The United States is in a situation similar to that of Europe. In order to allow additional spending, Washington is now sharply raising taxes and, like European countries, has joined the OECD’s campaign for minimum tax rates worldwide. This would allow the creation of a global cartel that could impose excessive taxation at will. Within the G20, democratic countries are in agreement with authoritarian ones on this matter. Like in the Roman empire, the wrong incentives are applied and taxes are being used as a way to pursue equality. The real winner here is the privileged bureaucracy.
The control that parliaments exert over budgetary matters is being eroded even in liberal democracies. Most MPs are dependent on the state for employment, and loyally follow their party leaders who sit in government – a vicious circle. Looking at history and the present fiasco, we can conclude that real democracies are in danger. They are threatened not by the so-called populist movements, but rather by overspending and the disproportionate power given to administrations.
In a functioning state, taxes are never used as a political tool.
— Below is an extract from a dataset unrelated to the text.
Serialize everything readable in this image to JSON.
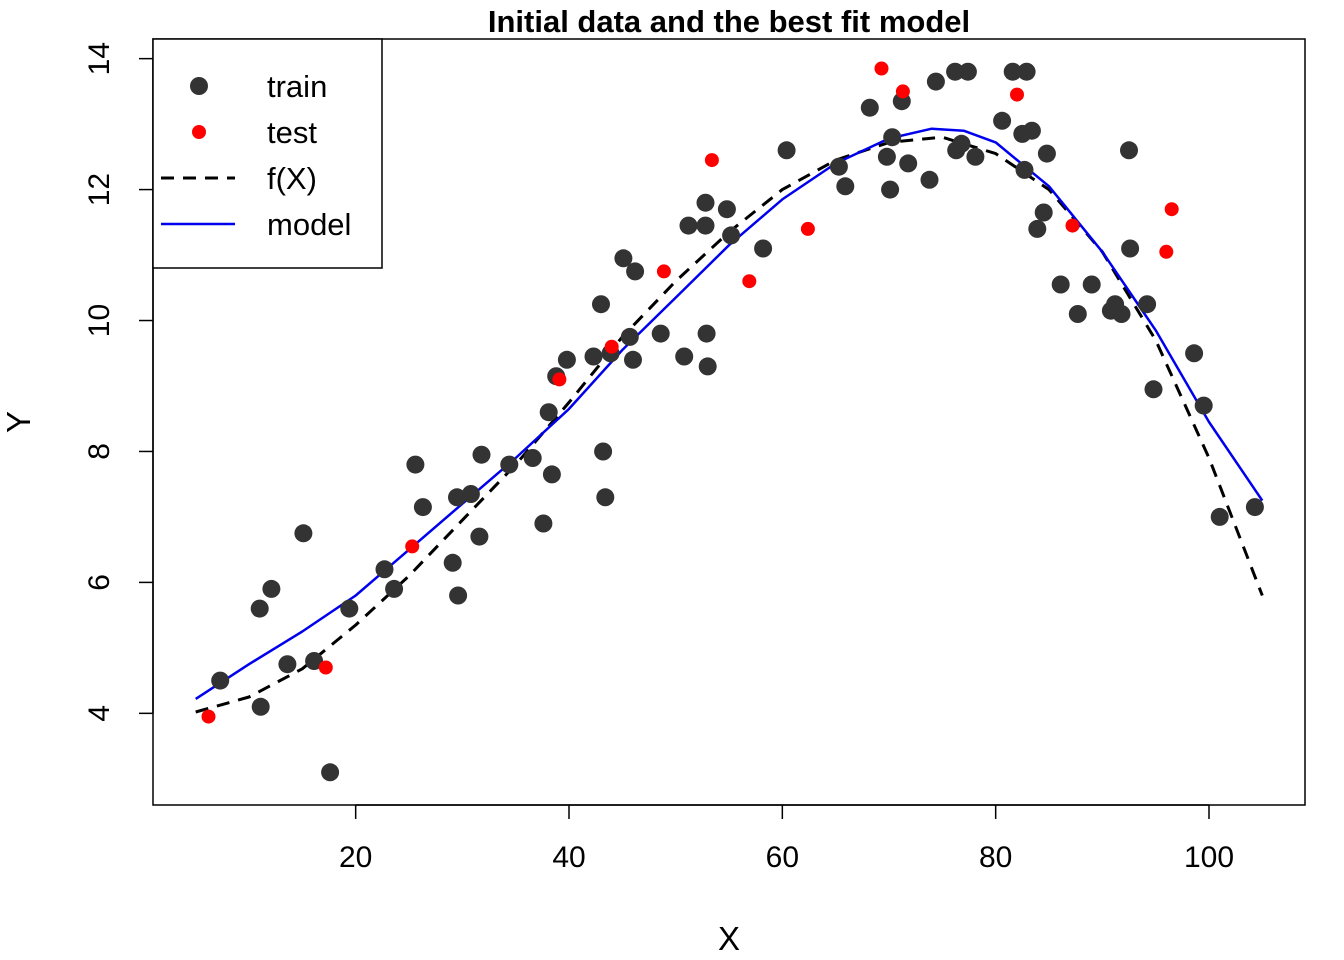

This all results in a switch from a decentralized democracy to a centralized technocratic bureaucracy. The benefits of digitization will be overshadowed by its misuse as a tool to control citizens.
Liberal democracy is legitimized by individual freedom. And now the only way to restore it would be to radically reduce the size of the administration, simplify systems and return to a reasonable, pragmatic and equitable taxation by focusing on common sense and the long-term public good. In a functioning state, taxes are meant to cover the necessary expenses of the administration and are never used as a political tool.
If we believe that reducing the size of public administration – and therefore expenses – is impossible, then we also implicitly accept the end of true liberal democracies based on freedom and the rule of law.